1900
 
Simply Gifts
 
1935

In 1907, Mines sought to cement its stellar reputation as the world's best mining school by going where no such school had gone before.  That year it started drilling the Experimental Mine on the southeast flank of Mt. Zion.  At the mouth of the mine SSM built a completely equipped shop building including a blacksmithing outfit for drills, and a compressed air pipeline.  A 3-wire electric transmission line was strung up the mountain from the Power House to power the mine.  Regular shifts were assigned to different squads of students, providing valuable hands-on education towards becoming proficient in mining methods and machinery.  By the time Mines took over the historic Edgar gold mine at Idaho Springs for its new experimental mine some years later, the original was a tunnel extending hundreds of feet into the mountain, with a side tunnel branching north and shaft bore extending upward from it.  The original Experimental Mine remains today as the unique rear cavern of a private home.

Experimental Plant - 1951
Photo courtesy Mines Magazine

Even more momentous were plans begun in 1909 for the Experimental Plant.  This highly ambitious building, designed by engineer Frank E. Shepard, was to serve for metallurgical experimentation, including flotation, cyanidization, smelting, chlorination, and many other cutting edge forms of metal extraction.  Costing $100,000 to take 3 years to build, it was the first building comprised entirely of steel ever constructed in Colorado.  This immense 5-story building consisted of a framework of latticed steel beams supporting steel girders and trusses, upon which an outer skin of steel panels was attached, leaving regular gaps for rectangular windows.  As steel of this time was still too brittle to facilitate roof construction, an assembly of wooden planks was built atop the steel trusses to serve as the roof.  The Experimental Plant was the second-largest of its kind in the world, only to the great Krupp works in Germany.  This plant was opened for private corporations to also use it for research, team with the school's efforts, and help expand the abilities of the mining industry.  Its historical importance cannot be underestimated; neither academia nor the field had such facilities to work with before, and the Experimental Plant was responsible for helping many important advances.  Among them was helping facilitate the opening of the Climax Molybdenum Mine, that would become the largest underground mine in North America.  The Experimental Plant had aided in opening the mine producing the metal that could make steel stronger than that in the plant's own construction.

Inside Experimental Plant

Upper northeast area of the Experimental Plant
Note steel panel and truss construction with wooden roof
Courtesy Gardner Family Collection

Latticed Steel Post

2nd story, west center of the Experimental Plant
Note latticed steel post and girder construction supporting concrete floors and machinery
Courtesy Gardner Family Collection

Inside Roof

3rd story, east center of the Experimental Plant
Note steel panel outer skin construction with steel walls, trusses, exhaust stack and wooden roof
Courtesy Gardner Family Collection

Experimental Plant

Experimental Plant in later years
This is its appearance after which the Golden Community Center was modeled
Courtesy Gardner Family Collection

The Experimental Plant would continue its work through the early decades of the 20th Century and beyond.  Its design in time would produce many offspring, most remarkably in the Golden Community Center.  In 1994, the noted architectural firm of Barker, Rinker & Seacat chose to model the new Golden Community Center after Shepard's landmark design, from the majestic sweep of the rooflines to the wooden cathedral ceilings inside.  The Experimental Plant in modern times had been coated by stucco and a red roof, which translated nicely to Golden's new landmark.

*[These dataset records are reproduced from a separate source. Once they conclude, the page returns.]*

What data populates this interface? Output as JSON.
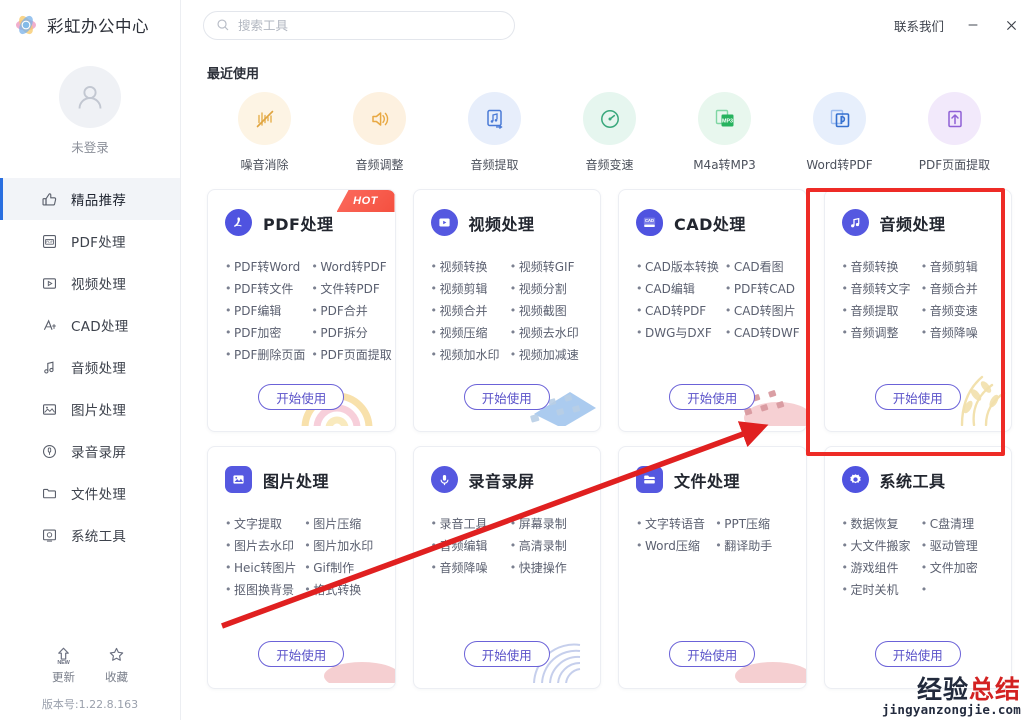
{
  "app": {
    "title": "彩虹办公中心",
    "version_label": "版本号:1.22.8.163"
  },
  "titlebar": {
    "contact": "联系我们",
    "minimize_icon": "minimize-icon",
    "close_icon": "close-icon"
  },
  "search": {
    "placeholder": "搜索工具",
    "value": "",
    "icon": "search-icon"
  },
  "sidebar": {
    "account": {
      "avatar_icon": "user-avatar-icon",
      "status": "未登录"
    },
    "items": [
      {
        "label": "精品推荐",
        "icon": "thumbs-up-icon",
        "active": true
      },
      {
        "label": "PDF处理",
        "icon": "pdf-file-icon",
        "active": false
      },
      {
        "label": "视频处理",
        "icon": "video-play-icon",
        "active": false
      },
      {
        "label": "CAD处理",
        "icon": "cad-ruler-icon",
        "active": false
      },
      {
        "label": "音频处理",
        "icon": "music-note-icon",
        "active": false
      },
      {
        "label": "图片处理",
        "icon": "image-picture-icon",
        "active": false
      },
      {
        "label": "录音录屏",
        "icon": "microphone-icon",
        "active": false
      },
      {
        "label": "文件处理",
        "icon": "folder-icon",
        "active": false
      },
      {
        "label": "系统工具",
        "icon": "system-gear-icon",
        "active": false
      }
    ],
    "actions": [
      {
        "label": "更新",
        "icon": "update-arrow-new-icon",
        "badge": "NEW"
      },
      {
        "label": "收藏",
        "icon": "star-icon",
        "badge": ""
      }
    ]
  },
  "main": {
    "recent_title": "最近使用",
    "recent": [
      {
        "label": "噪音消除",
        "icon": "noise-remove-icon",
        "bg": "#fdf4e4",
        "fg": "#e8b356"
      },
      {
        "label": "音频调整",
        "icon": "speaker-volume-icon",
        "bg": "#fdf1e0",
        "fg": "#e8a842"
      },
      {
        "label": "音频提取",
        "icon": "audio-extract-icon",
        "bg": "#e7eefb",
        "fg": "#4a7ad6"
      },
      {
        "label": "音频变速",
        "icon": "audio-speed-icon",
        "bg": "#e6f6ef",
        "fg": "#39a87c"
      },
      {
        "label": "M4a转MP3",
        "icon": "mp3-convert-icon",
        "bg": "#e8f7ee",
        "fg": "#26b35e"
      },
      {
        "label": "Word转PDF",
        "icon": "word-to-pdf-icon",
        "bg": "#e7effc",
        "fg": "#3570cf"
      },
      {
        "label": "PDF页面提取",
        "icon": "pdf-page-extract-icon",
        "bg": "#f2e9fb",
        "fg": "#9061d6"
      }
    ],
    "start_button": "开始使用",
    "hot_badge": "HOT",
    "cards": [
      {
        "title": "PDF处理",
        "icon": "pdf-acrobat-icon",
        "hot": true,
        "highlighted": false,
        "deco": "rainbow-arcs",
        "items_left": [
          "PDF转Word",
          "PDF转文件",
          "PDF编辑",
          "PDF加密",
          "PDF删除页面"
        ],
        "items_right": [
          "Word转PDF",
          "文件转PDF",
          "PDF合并",
          "PDF拆分",
          "PDF页面提取"
        ]
      },
      {
        "title": "视频处理",
        "icon": "video-play-circle-icon",
        "hot": false,
        "highlighted": false,
        "deco": "blue-film-shards",
        "items_left": [
          "视频转换",
          "视频剪辑",
          "视频合并",
          "视频压缩",
          "视频加水印"
        ],
        "items_right": [
          "视频转GIF",
          "视频分割",
          "视频截图",
          "视频去水印",
          "视频加减速"
        ]
      },
      {
        "title": "CAD处理",
        "icon": "cad-badge-icon",
        "hot": false,
        "highlighted": false,
        "deco": "pink-shards",
        "items_left": [
          "CAD版本转换",
          "CAD编辑",
          "CAD转PDF",
          "DWG与DXF"
        ],
        "items_right": [
          "CAD看图",
          "PDF转CAD",
          "CAD转图片",
          "CAD转DWF"
        ]
      },
      {
        "title": "音频处理",
        "icon": "music-note-circle-icon",
        "hot": false,
        "highlighted": true,
        "deco": "yellow-wheat",
        "items_left": [
          "音频转换",
          "音频转文字",
          "音频提取",
          "音频调整"
        ],
        "items_right": [
          "音频剪辑",
          "音频合并",
          "音频变速",
          "音频降噪"
        ]
      },
      {
        "title": "图片处理",
        "icon": "picture-circle-icon",
        "hot": false,
        "highlighted": false,
        "deco": "pink-blob",
        "items_left": [
          "文字提取",
          "图片去水印",
          "Heic转图片",
          "抠图换背景"
        ],
        "items_right": [
          "图片压缩",
          "图片加水印",
          "Gif制作",
          "格式转换"
        ]
      },
      {
        "title": "录音录屏",
        "icon": "microphone-circle-icon",
        "hot": false,
        "highlighted": false,
        "deco": "blue-arcs",
        "items_left": [
          "录音工具",
          "音频编辑",
          "音频降噪"
        ],
        "items_right": [
          "屏幕录制",
          "高清录制",
          "快捷操作"
        ]
      },
      {
        "title": "文件处理",
        "icon": "folder-circle-icon",
        "hot": false,
        "highlighted": false,
        "deco": "pink-blob",
        "items_left": [
          "文字转语音",
          "Word压缩"
        ],
        "items_right": [
          "PPT压缩",
          "翻译助手"
        ]
      },
      {
        "title": "系统工具",
        "icon": "gear-circle-icon",
        "hot": false,
        "highlighted": false,
        "deco": "none",
        "items_left": [
          "数据恢复",
          "大文件搬家",
          "游戏组件",
          "定时关机"
        ],
        "items_right": [
          "C盘清理",
          "驱动管理",
          "文件加密"
        ]
      }
    ]
  },
  "annotations": {
    "highlight_color": "#ee2b26",
    "arrow_color": "#e02020",
    "highlight_target": "音频处理"
  },
  "watermark": {
    "text_dark": "经验",
    "text_red": "总结",
    "url": "jingyanzongjie.com"
  }
}
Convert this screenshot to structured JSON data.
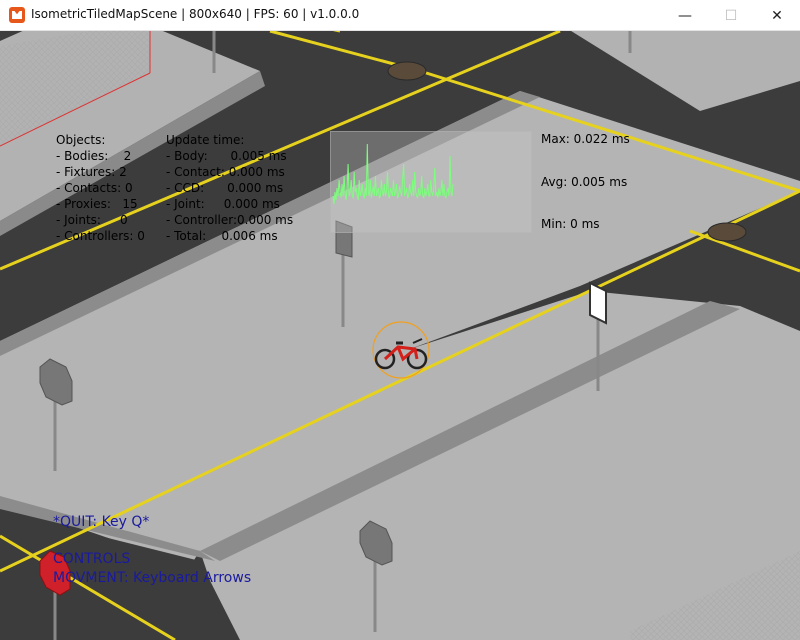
{
  "window": {
    "title": "IsometricTiledMapScene | 800x640 | FPS: 60 | v1.0.0.0",
    "icon": "monogame-icon",
    "minimize_glyph": "—",
    "maximize_glyph": "☐",
    "close_glyph": "✕"
  },
  "hud": {
    "objects": [
      "Objects:",
      "- Bodies:    2",
      "- Fixtures: 2",
      "- Contacts: 0",
      "- Proxies:   15",
      "- Joints:     0",
      "- Controllers: 0"
    ],
    "update": [
      "Update time:",
      "- Body:      0.005 ms",
      "- Contact: 0.000 ms",
      "- CCD:      0.000 ms",
      "- Joint:     0.000 ms",
      "- Controller:0.000 ms",
      "- Total:    0.006 ms"
    ],
    "max": "Max: 0.022 ms",
    "avg": "Avg: 0.005 ms",
    "min": "Min: 0 ms",
    "graph_values": [
      0.3,
      0.2,
      0.35,
      0.25,
      0.4,
      0.3,
      0.5,
      0.35,
      0.28,
      0.45,
      0.3,
      0.55,
      0.32,
      0.25,
      0.4,
      0.7,
      0.3,
      0.35,
      0.5,
      0.3,
      0.28,
      0.6,
      0.35,
      0.4,
      0.3,
      0.25,
      0.5,
      0.3,
      0.35,
      0.45,
      0.3,
      0.28,
      0.4,
      0.3,
      0.95,
      0.35,
      0.3,
      0.5,
      0.28,
      0.35,
      0.42,
      0.3,
      0.55,
      0.3,
      0.35,
      0.4,
      0.28,
      0.3,
      0.5,
      0.35,
      0.3,
      0.45,
      0.3,
      0.35,
      0.6,
      0.3,
      0.28,
      0.4,
      0.35,
      0.3,
      0.5,
      0.3,
      0.35,
      0.45,
      0.28,
      0.3,
      0.42,
      0.35,
      0.3,
      0.5,
      0.7,
      0.3,
      0.35,
      0.4,
      0.28,
      0.3,
      0.45,
      0.35,
      0.3,
      0.5,
      0.3,
      0.6,
      0.35,
      0.3,
      0.28,
      0.4,
      0.3,
      0.35,
      0.55,
      0.3,
      0.28,
      0.4,
      0.3,
      0.35,
      0.45,
      0.3,
      0.3,
      0.5,
      0.35,
      0.3,
      0.4,
      0.65,
      0.3,
      0.35,
      0.28,
      0.4,
      0.3,
      0.35,
      0.5,
      0.3,
      0.45,
      0.3,
      0.28,
      0.35,
      0.4,
      0.3,
      0.8,
      0.35,
      0.3,
      0.45
    ]
  },
  "controls": {
    "quit": "*QUIT: Key Q*",
    "heading": "CONTROLS",
    "movement": "MOVMENT: Keyboard Arrows"
  },
  "colors": {
    "road": "#3c3c3c",
    "sidewalk": "#b4b4b4",
    "lane_line": "#e6d21e",
    "hud_text": "#000000",
    "controls_text": "#1a1a9e",
    "graph_line": "#7cff7c",
    "bike_body": "#d4201a",
    "bike_outline": "#f0a020"
  }
}
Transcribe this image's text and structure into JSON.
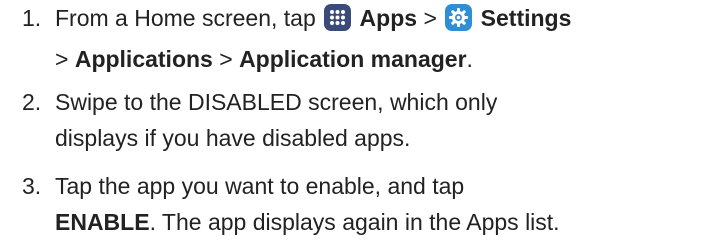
{
  "steps": [
    {
      "number": "1.",
      "text_start": "From a Home screen, tap",
      "apps_icon": "apps-grid-icon",
      "apps_label": "Apps",
      "sep1": ">",
      "settings_icon": "gear-icon",
      "settings_label": "Settings",
      "sep2": ">",
      "applications_label": "Applications",
      "sep3": ">",
      "app_manager_label": "Application manager",
      "end": "."
    },
    {
      "number": "2.",
      "line1": "Swipe to the DISABLED screen, which only",
      "line2": "displays if you have disabled apps."
    },
    {
      "number": "3.",
      "line1": "Tap the app you want to enable, and tap",
      "enable_label": "ENABLE",
      "line2_rest": ". The app displays again in the Apps list."
    }
  ],
  "colors": {
    "apps_icon_bg": "#3a4a7a",
    "settings_icon_bg": "#2e8fd6",
    "text": "#222222"
  }
}
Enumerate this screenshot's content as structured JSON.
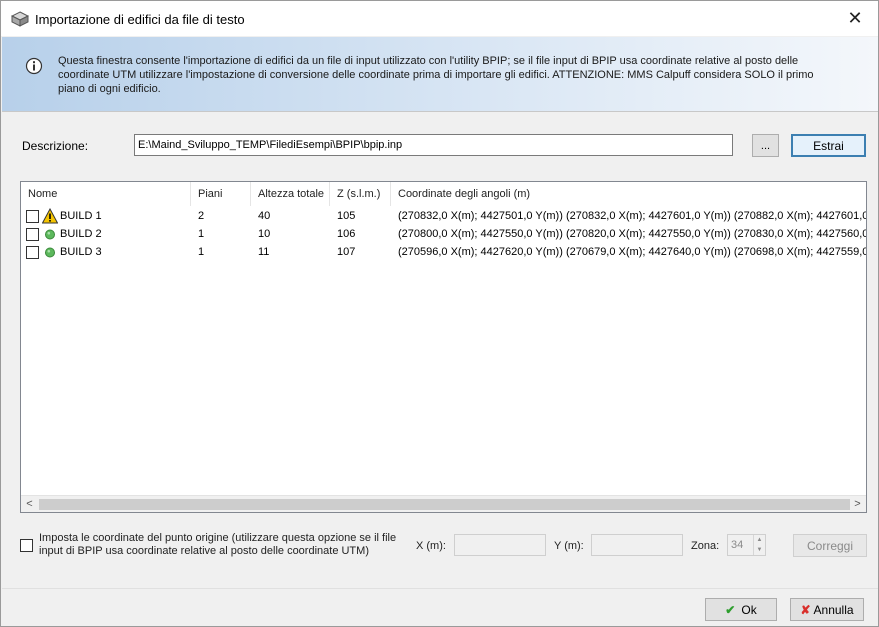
{
  "window": {
    "title": "Importazione di edifici da file di testo",
    "close_glyph": "✕"
  },
  "info": {
    "icon": "info-icon",
    "text": "Questa finestra consente l'importazione di edifici da un file di input utilizzato con l'utility BPIP; se il file input di BPIP usa coordinate relative al posto delle coordinate UTM utilizzare l'impostazione di conversione delle coordinate  prima di importare gli edifici. ATTENZIONE: MMS Calpuff considera SOLO il primo piano di ogni edificio."
  },
  "descrizione": {
    "label": "Descrizione:",
    "value": "E:\\Maind_Sviluppo_TEMP\\FilediEsempi\\BPIP\\bpip.inp",
    "browse_label": "...",
    "extract_label": "Estrai"
  },
  "table": {
    "columns": [
      "Nome",
      "Piani",
      "Altezza totale",
      "Z (s.l.m.)",
      "Coordinate degli angoli (m)"
    ],
    "rows": [
      {
        "name": "BUILD 1",
        "status": "warning",
        "piani": "2",
        "altezza": "40",
        "z": "105",
        "coords": "(270832,0 X(m); 4427501,0 Y(m)) (270832,0 X(m); 4427601,0 Y(m)) (270882,0 X(m); 4427601,0 ..."
      },
      {
        "name": "BUILD 2",
        "status": "ok",
        "piani": "1",
        "altezza": "10",
        "z": "106",
        "coords": "(270800,0 X(m); 4427550,0 Y(m)) (270820,0 X(m); 4427550,0 Y(m)) (270830,0 X(m); 4427560,0 ..."
      },
      {
        "name": "BUILD 3",
        "status": "ok",
        "piani": "1",
        "altezza": "11",
        "z": "107",
        "coords": "(270596,0 X(m); 4427620,0 Y(m)) (270679,0 X(m); 4427640,0 Y(m)) (270698,0 X(m); 4427559,0 ..."
      }
    ],
    "scroll_left": "<",
    "scroll_right": ">"
  },
  "origin": {
    "label": "Imposta le coordinate del punto origine (utilizzare questa opzione se il file input di BPIP usa coordinate relative al posto delle coordinate UTM)",
    "x_label": "X (m):",
    "y_label": "Y (m):",
    "zona_label": "Zona:",
    "zona_value": "34",
    "correggi_label": "Correggi"
  },
  "footer": {
    "ok_label": "Ok",
    "cancel_label": "Annulla"
  },
  "colors": {
    "warning": "#f5c400",
    "ok": "#5cb85c",
    "ok_icon": "#2e9e2e",
    "cancel_icon": "#d9302c"
  }
}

Experimental Plant from Brooks Field

Brooks Field, with grass and grandstands in its renovated design
Note Experimental Plant and modern companions in background
Courtesy Gardner Family Collection

Before the first decades of the 20th Century were complete, Athletic Park was to have its own renovation.  Ralph D. Brooks, a new trustee, decided to donate $5,000 to turn SSM's historic gridiron and diamond into a modern athletic facility.  The field was already quite an historic place; football teams that fought epic battles with archrivals University of Colorado, University of Denver and Colorado College had won championships there.  Major league baseball players Bert "Cowboy" Jones and Roy Hartzell had played there.  Their field, which had been a soft dirt surface, was now sodded for the first time.  William "Cement Bill" Williams, the noted contractor that had designed and built Lariat Loop, built new grandstands on the south side, half in 1922, and half in 1924.  More grandstands were added in 1929.  What had long been a dirt field with wooden bleachers had become a full grown stadium, and was named Brooks Field.